Eminem will quit the music business altogether and start competing in the World Body Building Association's Mr. America Contest. He will change his name to “The Artist Formerly Known As Eminem, Slim Shady And/Or Marshall Mathers”. He will then divorce and remarry Kim Mathers 6 more times.
Pig-eyed Sack of Shit
Radio talk-show personality Rush Limbaugh will be arrested and charged with possession of 6 pounds of pure heroin. As punishment, he will be sentenced to 8 months of rehab at a luxury facility.
Little Green Men
Five large UFOs will land on the White House lawn, and for the next three days extraterrestrials will give in-depth interviews to all the major news networks, sparking a national debate over the possible existence of UFOs.
Is this a rerun?
Michael Jackson will once again be accused of molesting young boys. Instead of covering the new trial, however, CNN will save money by simply showing old clips from previous trials.
The Agony of Victory
The company Diebold will install new "Dial-A-Vote" phone-in voting systems in all 50 states, and in the 2008 elections the Republican party will not only win the Presidential race, but every single seat in Congress as well. Soon after, the national deficit will quickly rise to 839 trillion dollars, which will somehow be Bill Clinton's fault.
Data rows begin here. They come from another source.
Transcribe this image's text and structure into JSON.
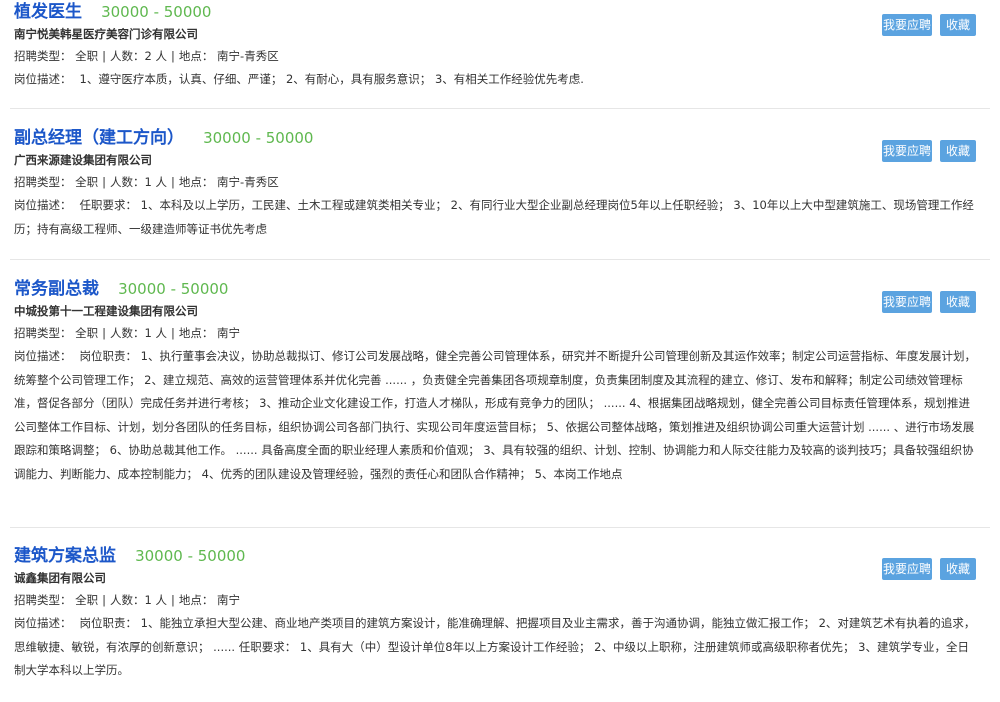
{
  "labels": {
    "type": "招聘类型：",
    "count": "人数：",
    "location": "地点：",
    "description": "岗位描述：",
    "apply_button": "我要应聘",
    "favorite_button": "收藏"
  },
  "jobs": [
    {
      "title": "植发医生",
      "salary": "30000 - 50000",
      "company": "南宁悦美韩星医疗美容门诊有限公司",
      "type": "全职",
      "count": "2 人",
      "location": "南宁-青秀区",
      "description": "1、遵守医疗本质，认真、仔细、严谨； 2、有耐心，具有服务意识； 3、有相关工作经验优先考虑."
    },
    {
      "title": "副总经理（建工方向）",
      "salary": "30000 - 50000",
      "company": "广西来源建设集团有限公司",
      "type": "全职",
      "count": "1 人",
      "location": "南宁-青秀区",
      "description": "任职要求： 1、本科及以上学历，工民建、土木工程或建筑类相关专业； 2、有同行业大型企业副总经理岗位5年以上任职经验； 3、10年以上大中型建筑施工、现场管理工作经历；持有高级工程师、一级建造师等证书优先考虑"
    },
    {
      "title": "常务副总裁",
      "salary": "30000 - 50000",
      "company": "中城投第十一工程建设集团有限公司",
      "type": "全职",
      "count": "1 人",
      "location": "南宁",
      "description": "岗位职责： 1、执行董事会决议，协助总裁拟订、修订公司发展战略，健全完善公司管理体系，研究并不断提升公司管理创新及其运作效率；制定公司运营指标、年度发展计划，统筹整个公司管理工作； 2、建立规范、高效的运营管理体系并优化完善 ...... ，负责健全完善集团各项规章制度，负责集团制度及其流程的建立、修订、发布和解释；制定公司绩效管理标准，督促各部分（团队）完成任务并进行考核； 3、推动企业文化建设工作，打造人才梯队，形成有竞争力的团队； ...... 4、根据集团战略规划，健全完善公司目标责任管理体系，规划推进公司整体工作目标、计划，划分各团队的任务目标，组织协调公司各部门执行、实现公司年度运营目标； 5、依据公司整体战略，策划推进及组织协调公司重大运营计划 ...... 、进行市场发展跟踪和策略调整； 6、协助总裁其他工作。 ...... 具备高度全面的职业经理人素质和价值观； 3、具有较强的组织、计划、控制、协调能力和人际交往能力及较高的谈判技巧；具备较强组织协调能力、判断能力、成本控制能力； 4、优秀的团队建设及管理经验，强烈的责任心和团队合作精神； 5、本岗工作地点"
    },
    {
      "title": "建筑方案总监",
      "salary": "30000 - 50000",
      "company": "诚鑫集团有限公司",
      "type": "全职",
      "count": "1 人",
      "location": "南宁",
      "description": "岗位职责： 1、能独立承担大型公建、商业地产类项目的建筑方案设计，能准确理解、把握项目及业主需求，善于沟通协调，能独立做汇报工作； 2、对建筑艺术有执着的追求，思维敏捷、敏锐，有浓厚的创新意识； ...... 任职要求： 1、具有大（中）型设计单位8年以上方案设计工作经验； 2、中级以上职称，注册建筑师或高级职称者优先； 3、建筑学专业，全日制大学本科以上学历。"
    }
  ]
}
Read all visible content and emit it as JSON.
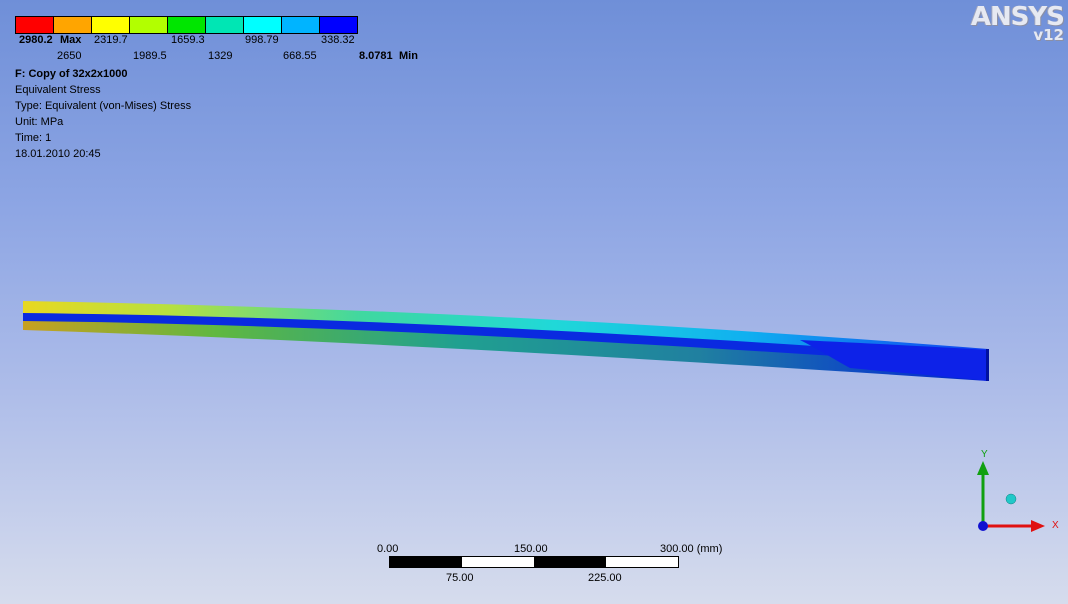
{
  "logo": {
    "name": "ANSYS",
    "version": "v12"
  },
  "legend": {
    "colors": [
      "#ff0000",
      "#ffa500",
      "#ffff00",
      "#b2ff00",
      "#00e600",
      "#00e6b4",
      "#00ffff",
      "#00b4ff",
      "#0000ff"
    ],
    "top_labels": {
      "max_value": "2980.2",
      "max_suffix": "Max",
      "l2": "2319.7",
      "l3": "1659.3",
      "l4": "998.79",
      "l5": "338.32"
    },
    "bottom_labels": {
      "b1": "2650",
      "b2": "1989.5",
      "b3": "1329",
      "b4": "668.55",
      "min_value": "8.0781",
      "min_suffix": "Min"
    }
  },
  "info": {
    "title": "F: Copy of 32x2x1000",
    "result": "Equivalent Stress",
    "type": "Type: Equivalent (von-Mises) Stress",
    "unit": "Unit: MPa",
    "time": "Time: 1",
    "date": "18.01.2010 20:45"
  },
  "scale_bar": {
    "top_labels": {
      "zero": "0.00",
      "mid": "150.00",
      "end": "300.00 (mm)"
    },
    "bottom_labels": {
      "q1": "75.00",
      "q3": "225.00"
    }
  },
  "triad": {
    "x_label": "X",
    "y_label": "Y",
    "x_color": "#e01010",
    "y_color": "#10a010",
    "origin_color": "#1010d0",
    "iso_ball_color": "#20c8c8"
  }
}
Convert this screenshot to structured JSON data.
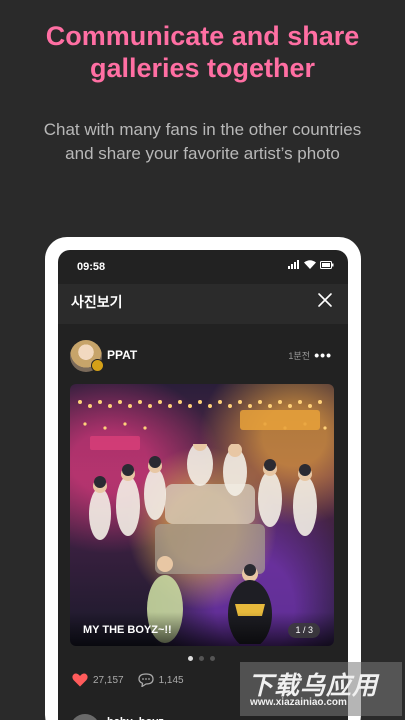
{
  "promo": {
    "headline_line1": "Communicate and share",
    "headline_line2": "galleries together",
    "subline_line1": "Chat with many fans in the other countries",
    "subline_line2": "and share your favorite artist’s photo",
    "accent_color": "#ff6fa3"
  },
  "status_bar": {
    "time": "09:58",
    "icons": [
      "signal-icon",
      "wifi-icon",
      "battery-icon"
    ]
  },
  "app_bar": {
    "title": "사진보기",
    "close_icon": "close-icon"
  },
  "post": {
    "username": "PPAT",
    "time_ago": "1분전",
    "more_label": "•••",
    "caption": "MY THE BOYZ~!!",
    "counter": "1 / 3",
    "pager_dots": 3,
    "active_dot": 0,
    "likes": "27,157",
    "comments": "1,145",
    "like_color": "#ff5b5b"
  },
  "next_post": {
    "username": "baby_boyz"
  },
  "watermark": {
    "big": "下载乌应用",
    "small": "www.xiazainiao.com"
  }
}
There will be many corporate mergers in the future: Coca-cola will buy out Pepsi, who will then buy out Taco Bell, who will buy out NBC, who will buy out Wal-Mart. Then the pharmaceutical companies will buy out all the tobacco companies, the fast food companies will buy out the fitness companies, and the chemical companies will buy out all of the farming and agricultural companies.
Then Exxon, in a bold move, will buy out every single company on the planet and form a new corporate conglomerate called “You Are Happy Now Go Back To Sleep Inc.”
They will air commercials disguised as sitcoms and reality shows, which will run 24 hours a day on every channel (which they will now own). No one will complain, however, because it won't seem any different than it was before.